We don’t drill wells, give away toilets, or teach people how to wash their hands. Instead, we strengthen the market for water, sanitation, and hygiene to make it more sustainable, inclusive, and efficient.
We think at the margin to identify strategic opportunities and gaps in the wider system with in-depth research and then follow the evidence to get the biggest impact with the smallest footprint. And we don’t just replicate our successful programs, we strive to consolidate them as systemic change.
Our aim is to shift the mindset of everyone in the system – including government, product suppliers, NGOs, and even consumers – from thinking of rural families as helpless and waiting to receive free hardware to consumers with refined wants, aspirations, and spending power.
Thriving WASH businesses represent a critical component of the market that must grow in lock-step with demand. Our aim is to build an efficient, responsive supply chain in rural areas where none existed before, cultivating consumer-focused, rather than donor-focused, local businesses.
We are proving that markets are extremely efficient in achieving large scale change. But local government is essential in the drive for 100% coverage and practice of safe water, sanitation, and hygiene behaviours. Being skeptical of traditional capacity development approaches, we are experimenting with transformational leadership programs that demonstrate tremendous results.
To increase market penetration of WASH products, it was critical to integrate micro-finance into the system. Access to micro-finance has significantly lowered the barrier to purchase latrines and other WASH products and services. But not just on the consumer side, we look at small business financing options to ensure actors in the supply chain are set up to succeed.
We translate in-depth insights from consumers and producers into sustainable solutions — from simplifying complex construction projects into off-the-shelf products so that consumers can easily assess price, payment, delivery, and installation — to creating aspirational hardware designed to change behaviours.
A market will not be sustainable if half the market is missing. Women are key decision makers when it comes to keeping their families healthy. But they are often excluded from the economic opportunities in the water, sanitation, and hygiene industries. We aim to deepen their participation as business owners, sales agents, and informed consumers.
We are not afraid to take on challenging market opportunities that have the potential to disrupt the status quo. Our social businesses accelerate consumer investment in toilets, water filters, and handwashing devices.

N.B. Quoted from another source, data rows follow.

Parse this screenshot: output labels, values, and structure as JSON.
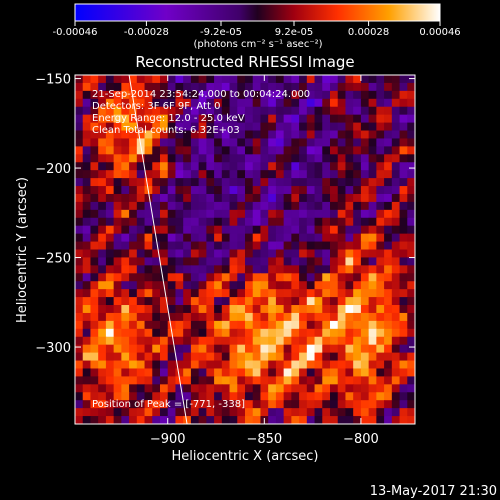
{
  "chart_data": {
    "type": "heatmap",
    "title": "Reconstructed RHESSI Image",
    "xlabel": "Heliocentric X (arcsec)",
    "ylabel": "Heliocentric Y (arcsec)",
    "xlim": [
      -948,
      -772
    ],
    "ylim": [
      -343,
      -148
    ],
    "x_ticks": [
      -900,
      -850,
      -800
    ],
    "y_ticks": [
      -150,
      -200,
      -250,
      -300
    ],
    "colorbar": {
      "min": -0.00046,
      "max": 0.00046,
      "tick_values": [
        -0.00046,
        -0.00028,
        -9.2e-05,
        9.2e-05,
        0.00028,
        0.00046
      ],
      "tick_labels": [
        "-0.00046",
        "-0.00028",
        "-9.2e-05",
        "9.2e-05",
        "0.00028",
        "0.00046"
      ],
      "unit_label": "(photons cm⁻² s⁻¹ asec⁻²)"
    },
    "annotations": [
      "21-Sep-2014 23:54:24.000 to 00:04:24.000",
      "Detectors: 3F 6F 9F, Att 0",
      "Energy Range: 12.0 - 25.0 keV",
      "Clean    Total counts: 6.32E+03"
    ],
    "peak_label": "Position of Peak = [-771, -338]",
    "limb_line": {
      "x": [
        -920,
        -890
      ],
      "y": [
        -148,
        -343
      ]
    },
    "grid": false
  },
  "footer": {
    "timestamp": "13-May-2017 21:30"
  }
}
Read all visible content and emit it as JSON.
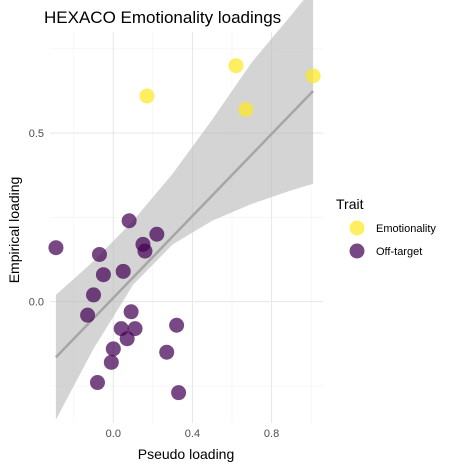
{
  "chart_data": {
    "type": "scatter",
    "title": "HEXACO Emotionality loadings",
    "xlabel": "Pseudo loading",
    "ylabel": "Empirical loading",
    "xlim": [
      -0.32,
      1.06
    ],
    "ylim": [
      -0.36,
      0.8
    ],
    "x_ticks": [
      0.0,
      0.4,
      0.8
    ],
    "x_tick_labels": [
      "0.0",
      "0.4",
      "0.8"
    ],
    "y_ticks": [
      0.0,
      0.5
    ],
    "y_tick_labels": [
      "0.0",
      "0.5"
    ],
    "grid": true,
    "legend_position": "right",
    "legend_title": "Trait",
    "series": [
      {
        "name": "Emotionality",
        "color": "#FDE725",
        "points": [
          {
            "x": 0.17,
            "y": 0.61
          },
          {
            "x": 0.62,
            "y": 0.7
          },
          {
            "x": 0.67,
            "y": 0.57
          },
          {
            "x": 1.01,
            "y": 0.67
          }
        ]
      },
      {
        "name": "Off-target",
        "color": "#440154",
        "points": [
          {
            "x": -0.29,
            "y": 0.16
          },
          {
            "x": -0.07,
            "y": 0.14
          },
          {
            "x": -0.05,
            "y": 0.08
          },
          {
            "x": -0.1,
            "y": 0.02
          },
          {
            "x": -0.13,
            "y": -0.04
          },
          {
            "x": 0.05,
            "y": 0.09
          },
          {
            "x": 0.08,
            "y": 0.24
          },
          {
            "x": 0.15,
            "y": 0.17
          },
          {
            "x": 0.16,
            "y": 0.15
          },
          {
            "x": 0.22,
            "y": 0.2
          },
          {
            "x": 0.09,
            "y": -0.03
          },
          {
            "x": 0.04,
            "y": -0.08
          },
          {
            "x": 0.11,
            "y": -0.08
          },
          {
            "x": 0.07,
            "y": -0.11
          },
          {
            "x": 0.0,
            "y": -0.14
          },
          {
            "x": -0.01,
            "y": -0.18
          },
          {
            "x": -0.08,
            "y": -0.24
          },
          {
            "x": 0.27,
            "y": -0.15
          },
          {
            "x": 0.32,
            "y": -0.07
          },
          {
            "x": 0.33,
            "y": -0.27
          }
        ]
      }
    ],
    "fit_line": {
      "x": [
        -0.29,
        1.01
      ],
      "y": [
        -0.165,
        0.625
      ],
      "color": "#A6A6A6"
    },
    "confidence_band": {
      "color": "#BDBDBD",
      "x": [
        -0.29,
        -0.1,
        0.1,
        0.3,
        0.5,
        0.7,
        0.9,
        1.01
      ],
      "lower": [
        -0.35,
        -0.14,
        0.05,
        0.17,
        0.24,
        0.29,
        0.33,
        0.35
      ],
      "upper": [
        0.02,
        0.12,
        0.24,
        0.38,
        0.54,
        0.71,
        0.85,
        0.93
      ]
    }
  }
}
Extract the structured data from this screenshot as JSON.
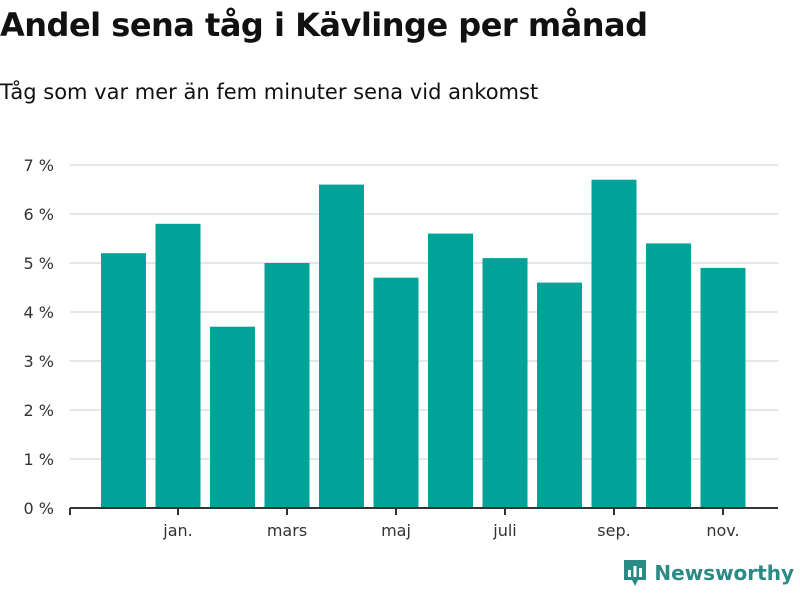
{
  "chart_data": {
    "type": "bar",
    "title": "Andel sena tåg i Kävlinge per månad",
    "subtitle": "Tåg som var mer än fem minuter sena vid ankomst",
    "xlabel": "",
    "ylabel": "",
    "ylim": [
      0,
      7
    ],
    "y_ticks": [
      0,
      1,
      2,
      3,
      4,
      5,
      6,
      7
    ],
    "y_tick_labels": [
      "0 %",
      "1 %",
      "2 %",
      "3 %",
      "4 %",
      "5 %",
      "6 %",
      "7 %"
    ],
    "x_tick_labels": [
      {
        "label": "jan.",
        "index": 1
      },
      {
        "label": "mars",
        "index": 3
      },
      {
        "label": "maj",
        "index": 5
      },
      {
        "label": "juli",
        "index": 7
      },
      {
        "label": "sep.",
        "index": 9
      },
      {
        "label": "nov.",
        "index": 11
      }
    ],
    "series": [
      {
        "name": "Andel sena tåg",
        "values": [
          5.2,
          5.8,
          3.7,
          5.0,
          6.6,
          4.7,
          5.6,
          5.1,
          4.6,
          6.7,
          5.4,
          4.9
        ]
      }
    ],
    "grid": true,
    "colors": {
      "bar": "#00a398",
      "grid": "#dddddd",
      "axis": "#333333"
    }
  },
  "brand": {
    "name": "Newsworthy",
    "color": "#2a8a86"
  }
}
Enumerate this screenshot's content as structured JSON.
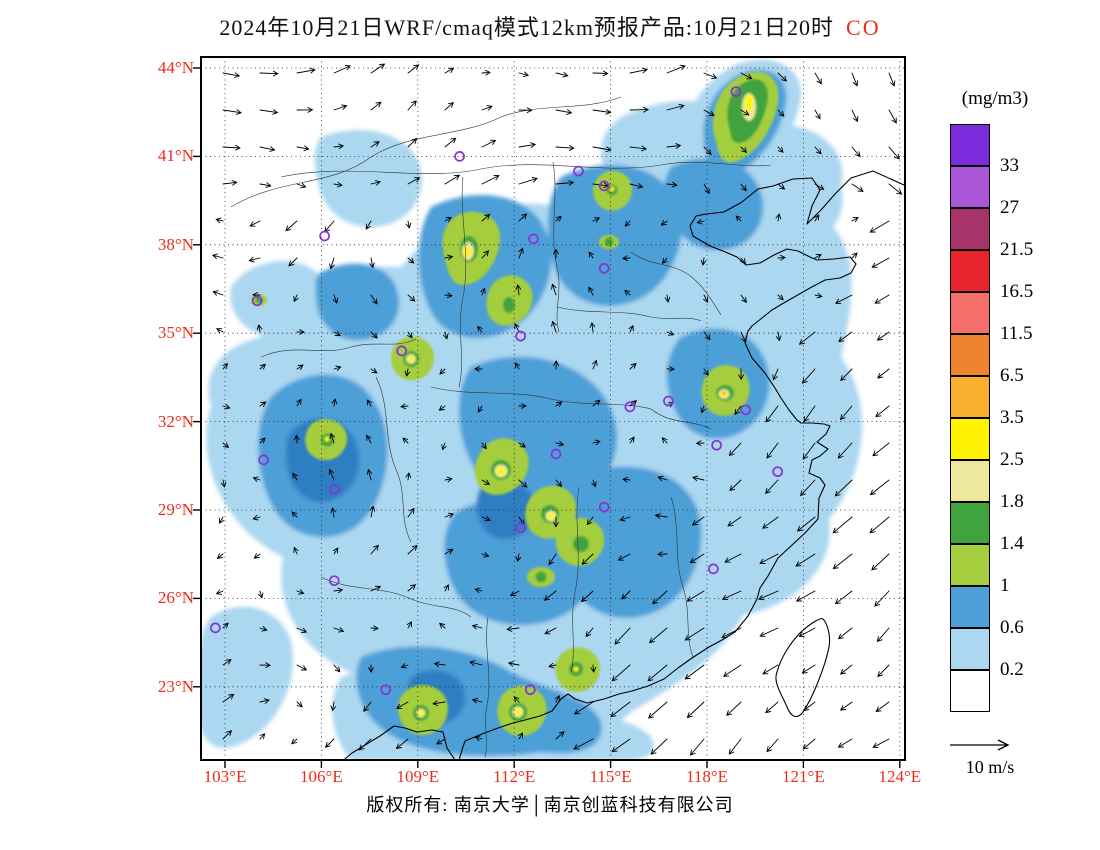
{
  "title": {
    "text": "2024年10月21日WRF/cmaq模式12km预报产品:10月21日20时",
    "species": "CO"
  },
  "legend": {
    "units": "(mg/m3)",
    "boxes": [
      {
        "color": "#7c2bdc",
        "label": "33"
      },
      {
        "color": "#a855d6",
        "label": "27"
      },
      {
        "color": "#a63468",
        "label": "21.5"
      },
      {
        "color": "#e8242c",
        "label": "16.5"
      },
      {
        "color": "#f46e6a",
        "label": "11.5"
      },
      {
        "color": "#f0832e",
        "label": "6.5"
      },
      {
        "color": "#fbaf2e",
        "label": "3.5"
      },
      {
        "color": "#fff400",
        "label": "2.5"
      },
      {
        "color": "#ede89b",
        "label": "1.8"
      },
      {
        "color": "#3fa33f",
        "label": "1.4"
      },
      {
        "color": "#a4ce3e",
        "label": "1"
      },
      {
        "color": "#4e9fd8",
        "label": "0.6"
      },
      {
        "color": "#abd7f0",
        "label": "0.2"
      },
      {
        "color": "#ffffff",
        "label": ""
      }
    ]
  },
  "axes": {
    "lat": [
      "44°N",
      "41°N",
      "38°N",
      "35°N",
      "32°N",
      "29°N",
      "26°N",
      "23°N"
    ],
    "lon": [
      "103°E",
      "106°E",
      "109°E",
      "112°E",
      "115°E",
      "118°E",
      "121°E",
      "124°E"
    ]
  },
  "wind_scale": {
    "label": "10  m/s"
  },
  "footer": {
    "text": "版权所有: 南京大学│南京创蓝科技有限公司"
  },
  "colors": {
    "axis_label_red": "#ee2c1c",
    "species_red": "#ee2c1c",
    "city_marker_purple": "#8b30d8"
  },
  "map": {
    "pollutant": "CO",
    "model": "WRF/cmaq 12km",
    "lon_range_deg_e": [
      103,
      124
    ],
    "lat_range_deg_n": [
      23,
      44
    ],
    "city_markers": [
      [
        110.3,
        41.0
      ],
      [
        114.8,
        40.0
      ],
      [
        114.0,
        40.5
      ],
      [
        118.9,
        43.2
      ],
      [
        106.1,
        38.3
      ],
      [
        112.6,
        38.2
      ],
      [
        114.8,
        37.2
      ],
      [
        104.0,
        36.1
      ],
      [
        112.2,
        34.9
      ],
      [
        108.5,
        34.4
      ],
      [
        115.6,
        32.5
      ],
      [
        116.8,
        32.7
      ],
      [
        119.2,
        32.4
      ],
      [
        118.3,
        31.2
      ],
      [
        120.2,
        30.3
      ],
      [
        113.3,
        30.9
      ],
      [
        104.2,
        30.7
      ],
      [
        106.4,
        29.7
      ],
      [
        114.8,
        29.1
      ],
      [
        112.2,
        28.4
      ],
      [
        118.2,
        27.0
      ],
      [
        106.4,
        26.6
      ],
      [
        102.7,
        25.0
      ],
      [
        108.0,
        22.9
      ],
      [
        112.5,
        22.9
      ]
    ],
    "concentration_levels_mgm3": [
      0.2,
      0.6,
      1,
      1.4,
      1.8,
      2.5,
      3.5,
      6.5,
      11.5,
      16.5,
      21.5,
      27,
      33
    ]
  }
}
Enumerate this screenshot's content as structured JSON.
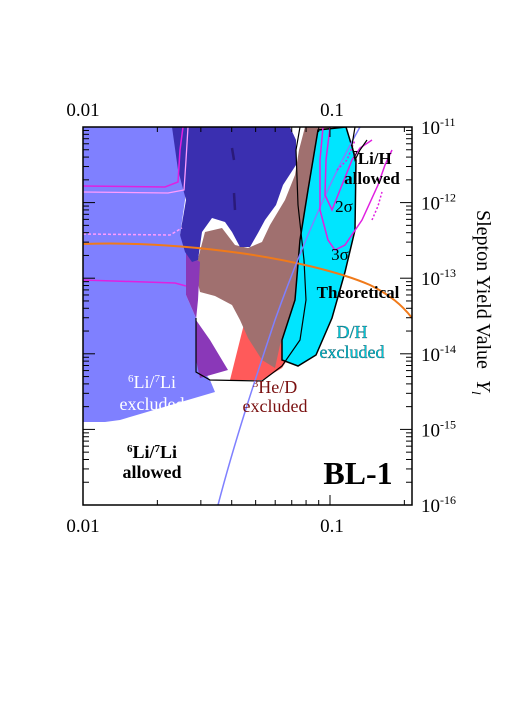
{
  "chart_data": {
    "type": "area",
    "title": "BL-1",
    "xlabel": "",
    "ylabel": "Slepton Yield Value",
    "ylabel_symbol": "Y",
    "ylabel_subscript": "l",
    "x_scale": "log",
    "y_scale": "log",
    "xlim": [
      0.01,
      0.2
    ],
    "ylim_exponents": [
      -16,
      -11
    ],
    "x_tick_labels": [
      "0.01",
      "0.1"
    ],
    "y_tick_labels": [
      {
        "base": "10",
        "exp": "-11"
      },
      {
        "base": "10",
        "exp": "-12"
      },
      {
        "base": "10",
        "exp": "-13"
      },
      {
        "base": "10",
        "exp": "-14"
      },
      {
        "base": "10",
        "exp": "-15"
      },
      {
        "base": "10",
        "exp": "-16"
      }
    ],
    "regions": [
      {
        "name": "6Li/7Li excluded",
        "color": "#7f80ff"
      },
      {
        "name": "3He/D excluded",
        "color": "#ff5a5a"
      },
      {
        "name": "D/H excluded",
        "color": "#00e5ff"
      },
      {
        "name": "overlap",
        "color": "#3a2fb0"
      }
    ],
    "curves": [
      {
        "name": "Theoretical",
        "color": "#f07a1a"
      },
      {
        "name": "2σ",
        "color": "#e020e0"
      },
      {
        "name": "3σ",
        "color": "#e020e0"
      }
    ],
    "annotations": {
      "li67_excluded": {
        "line1_pre": "6",
        "line1_mid": "Li/",
        "line1_sup": "7",
        "line1_post": "Li",
        "line2": "excluded"
      },
      "li67_allowed": {
        "line1_pre": "6",
        "line1_mid": "Li/",
        "line1_sup": "7",
        "line1_post": "Li",
        "line2": "allowed"
      },
      "he3d_excluded": {
        "line1_pre": "3",
        "line1_post": "He/D",
        "line2": "excluded"
      },
      "dh_excluded": {
        "line1": "D/H",
        "line2": "excluded"
      },
      "li7h_allowed": {
        "line1_pre": "7",
        "line1_post": "Li/H",
        "line2": "allowed"
      },
      "theoretical": "Theoretical",
      "two_sigma": "2σ",
      "three_sigma": "3σ",
      "panel": "BL-1"
    }
  }
}
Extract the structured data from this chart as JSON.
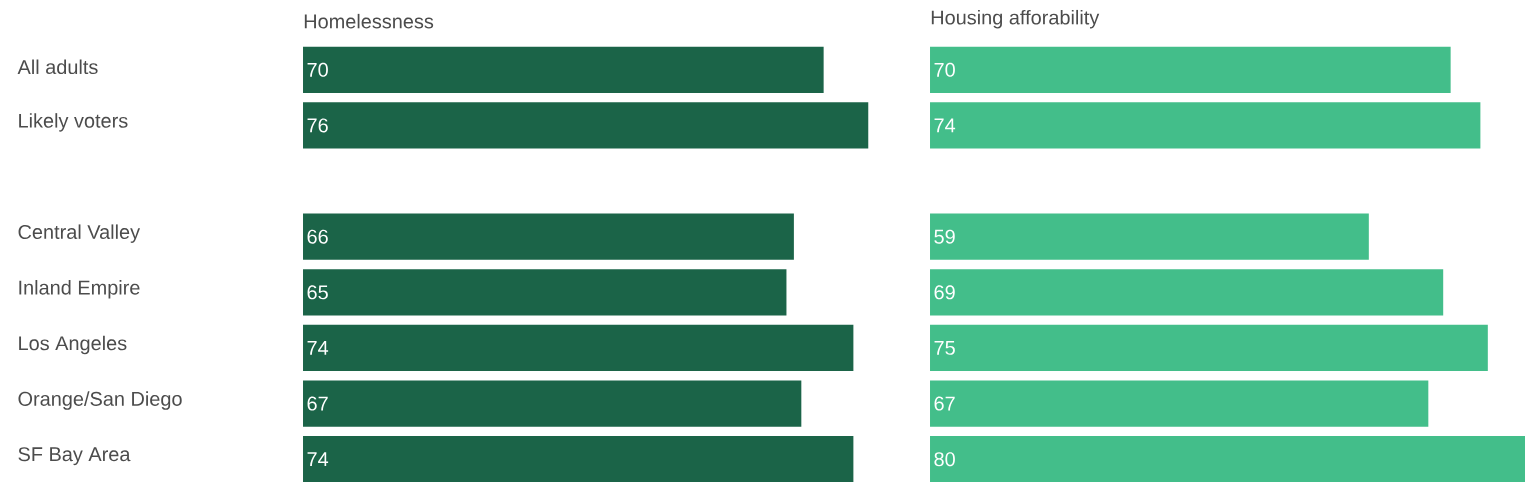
{
  "chart_data": [
    {
      "type": "bar",
      "orientation": "horizontal",
      "title": "Homelessness",
      "categories": [
        "All adults",
        "Likely voters",
        null,
        "Central Valley",
        "Inland Empire",
        "Los Angeles",
        "Orange/San Diego",
        "SF Bay Area"
      ],
      "values": [
        70,
        76,
        null,
        66,
        65,
        74,
        67,
        74
      ],
      "color": "#1b6448",
      "data_labels": true,
      "tick_labels": "y"
    },
    {
      "type": "bar",
      "orientation": "horizontal",
      "title": "Housing afforability",
      "values": [
        70,
        74,
        null,
        59,
        69,
        75,
        67,
        80
      ],
      "color": "#43be8a",
      "data_labels": true,
      "tick_labels": false
    }
  ]
}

WaterSHED’s signature Hands-Off approach refers to our behind-the-scenes role as an industry facilitator, engaging both the private sector and government to lead improvements in WASH sustainability, access, and behaviours.
A key feature is discipline – both to maintain a light touch and to avoid actions that create dependencies. Sounds easy, but in practice, it means having a concrete vision of how things are going to work post-intervention, and then not developing any processes that we know won’t last.
Fundamentally, we believe that a sustainable outcome requires the facilitator to progressively exit as its role is succeeded by private and public sector actors. The best way to ensure that is to have an exit strategy right from the beginning.
Our goal is to minimize external intervention and to reduce the barriers to market entry so as to increase the likelihood that demand creation and growth of supply will continue after the project interventions cease. Once the program has ended, who is going to do what, how, and with what resources.